No Porto, onde o PSD se apresenta com o slogan Porto autêntico, Rui Moreira, actual presidente da câmara e recandidato, assume que é preciso mitigar o risco de o turismo globalizador vir a fazer desaparecer “o encanto natural” e a autenticidade da região. Não escamoteando a existência de uma “falha” no mercado habitacional, o independente apoiado pelo CDS já disse que usará a receita de uma futura taxa turística para comprar habitação no centro da cidade, colocando-a depois no mercado, a preços acessíveis para a classe média e promete impedir, por via da regulamentação, a proliferação de casas com tipologia T1 nos novos projectos de reabilitação.

A candidatura Porto Autêntico, encabeçada também por um independente, Álvaro Almeida, aposta em parcerias com privados e nos benefícios fiscais para reabilitação que garantam habitação com preços comportáveis pelos mais jovens. O socialista Manuel Pizarro pretende reduzir a taxa de IMI em 40% para os fogos arrendados em regime de renda controlada e entregar terrenos municipais a promotores privados, com vista à construção ou reabilitação, garantindo a colocação no mercado, no espaço de um mandato, de 3000 fogos, distribuídos por toda a cidade, com rendas máximas entre 275 euros (T1) e 400 euros (T4).

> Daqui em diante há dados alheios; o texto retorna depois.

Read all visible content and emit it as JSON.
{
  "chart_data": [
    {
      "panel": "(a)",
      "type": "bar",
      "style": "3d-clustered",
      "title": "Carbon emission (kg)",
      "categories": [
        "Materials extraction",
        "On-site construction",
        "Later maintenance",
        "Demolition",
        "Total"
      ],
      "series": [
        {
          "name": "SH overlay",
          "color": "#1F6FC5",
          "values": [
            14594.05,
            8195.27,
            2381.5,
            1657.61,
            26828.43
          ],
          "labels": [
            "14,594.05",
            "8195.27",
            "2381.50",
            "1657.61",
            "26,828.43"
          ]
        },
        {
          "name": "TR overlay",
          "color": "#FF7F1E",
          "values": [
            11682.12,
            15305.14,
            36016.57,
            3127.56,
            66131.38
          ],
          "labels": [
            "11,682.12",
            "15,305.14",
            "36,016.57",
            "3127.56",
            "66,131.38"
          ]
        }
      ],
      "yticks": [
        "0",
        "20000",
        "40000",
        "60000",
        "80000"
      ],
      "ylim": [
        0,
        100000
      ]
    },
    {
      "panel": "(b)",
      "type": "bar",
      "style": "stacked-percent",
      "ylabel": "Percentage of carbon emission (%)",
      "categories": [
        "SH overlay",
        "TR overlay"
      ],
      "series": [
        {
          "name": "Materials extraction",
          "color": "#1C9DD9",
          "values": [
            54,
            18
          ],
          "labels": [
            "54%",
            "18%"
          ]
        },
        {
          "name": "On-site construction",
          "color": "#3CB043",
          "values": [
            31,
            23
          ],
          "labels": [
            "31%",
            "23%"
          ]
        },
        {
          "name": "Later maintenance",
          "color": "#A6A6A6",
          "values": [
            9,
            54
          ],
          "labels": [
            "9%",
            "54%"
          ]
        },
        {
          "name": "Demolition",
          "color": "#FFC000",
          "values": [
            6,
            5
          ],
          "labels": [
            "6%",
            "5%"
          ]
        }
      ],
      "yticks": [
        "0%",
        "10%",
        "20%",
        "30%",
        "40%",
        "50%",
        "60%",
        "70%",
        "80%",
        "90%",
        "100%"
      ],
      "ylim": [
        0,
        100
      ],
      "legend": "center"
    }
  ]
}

À esquerda, o Bloco, encabeçado por João Teixeira Lopes, quer construir mil casas de habitação social e 1500 outras com rendas acessíveis à classe média, usando, entre outras fontes de financiamento, a receita da taxa turística a criar. Os bloquistas defendem um travão à proliferação de casas exclusivamente dedicadas ao arrendamento turístico e propõe até uma moratória de um ano no licenciamento de novos hotéis. A CDU, que candidata Ilda Figueiredo, defende também o reforço da regulamentação, com o objectivo de travar novos licenciamentos e, para além do investimento municipal em casas com rendas acessíveis, propõe o apoio às cooperativas de habitação.